Since I was little, I've always imagine where I would be in life at certain ages. Where I would go to college, what I would be doing at 18, 21, 25, etc. As the monumental age of 21 approaches, I've started to examine my life, where I've been and where I'm going. Each year around my birthday, I always take a self-examination, to look at the person I've become. This year, being a year I've looked forward to my entire life, is different. For me, I always thought at 21 I would be preparing to graduate from a fabulous southern university and either engaged or close to it. Well, I'm reminded that 21 seemed a whole lot older when I was 13.
Now that I am almost 21, it feels so young, correction, it is so young! I still feel like a kid, I don't have all the answers and I sure as heck don't think I will any time soon. So I've slightly (majorly) readjusted where I thought I'd be at each age.
While it is true I will be a senior at a fabulous SEC school, I am no where near an adult. I don't know what I want to do with my life, but I like it that way. I still have a lot left to figure out, but I feel like I'm on a good path. As far as the engagement goes, not a chance of that happening any time soon, I am finally in a relationship that has potential. I've realized that I have the rest of my life to be married, why rush it? We know we love each other and want to be together, but we also know that doesn't mean we have to get married before we're ready. I know that I need to be on my own for a little bit, I need to learn how to support myself.

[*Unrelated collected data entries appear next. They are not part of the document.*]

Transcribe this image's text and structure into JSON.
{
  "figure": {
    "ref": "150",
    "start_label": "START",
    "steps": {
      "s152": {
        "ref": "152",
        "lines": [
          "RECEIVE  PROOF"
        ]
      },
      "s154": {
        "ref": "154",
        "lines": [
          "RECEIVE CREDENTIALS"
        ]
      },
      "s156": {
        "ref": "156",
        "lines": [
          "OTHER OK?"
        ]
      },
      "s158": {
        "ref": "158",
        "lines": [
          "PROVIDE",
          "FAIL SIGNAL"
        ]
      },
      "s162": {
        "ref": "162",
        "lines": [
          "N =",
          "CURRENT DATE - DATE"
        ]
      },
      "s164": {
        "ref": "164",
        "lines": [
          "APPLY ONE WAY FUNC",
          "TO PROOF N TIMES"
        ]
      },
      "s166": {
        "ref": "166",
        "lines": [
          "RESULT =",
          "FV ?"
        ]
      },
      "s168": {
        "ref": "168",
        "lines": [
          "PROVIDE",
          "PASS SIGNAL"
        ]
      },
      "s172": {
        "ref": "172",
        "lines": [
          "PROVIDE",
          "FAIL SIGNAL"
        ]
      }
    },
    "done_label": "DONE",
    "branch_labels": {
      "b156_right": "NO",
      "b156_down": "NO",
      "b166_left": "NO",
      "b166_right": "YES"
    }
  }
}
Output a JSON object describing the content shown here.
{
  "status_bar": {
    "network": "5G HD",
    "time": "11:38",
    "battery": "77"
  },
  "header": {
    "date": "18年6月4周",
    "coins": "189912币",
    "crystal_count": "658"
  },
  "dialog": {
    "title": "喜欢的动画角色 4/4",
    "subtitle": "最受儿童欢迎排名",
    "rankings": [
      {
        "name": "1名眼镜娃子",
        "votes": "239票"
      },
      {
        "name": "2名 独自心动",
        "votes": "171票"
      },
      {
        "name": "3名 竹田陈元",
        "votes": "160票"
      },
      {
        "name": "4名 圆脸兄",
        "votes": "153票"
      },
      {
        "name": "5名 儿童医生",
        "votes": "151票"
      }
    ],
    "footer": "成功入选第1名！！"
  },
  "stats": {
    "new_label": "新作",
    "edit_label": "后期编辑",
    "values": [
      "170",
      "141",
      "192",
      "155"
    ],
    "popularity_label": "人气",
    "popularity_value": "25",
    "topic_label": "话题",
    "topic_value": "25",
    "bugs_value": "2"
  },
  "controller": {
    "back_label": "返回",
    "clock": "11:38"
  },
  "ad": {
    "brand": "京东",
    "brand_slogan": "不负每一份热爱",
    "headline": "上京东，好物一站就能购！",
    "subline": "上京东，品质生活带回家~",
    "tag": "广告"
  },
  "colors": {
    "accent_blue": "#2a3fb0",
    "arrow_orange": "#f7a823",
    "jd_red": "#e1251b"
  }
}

I don't want to marry PC and become completely dependent on him, I want to know that I can stand on my own two feet.
This birthday is special to me for many reasons, the main one being that at 21 years old, I am exactly where I want to be. I have been nothing but blessed my entire life, and it is evident in my life. I have an amazing family, great friends, an amazing boyfriend and I go to an amazing school. I truly couldn't ask for anything more than what I have now. So when blowing out candles 12 days from now, instead of wishing for a boyfriend (like I've done for the past few years) or wishing for a new car/purse/whatever, I'll simply wish for my life to stay the way it is now.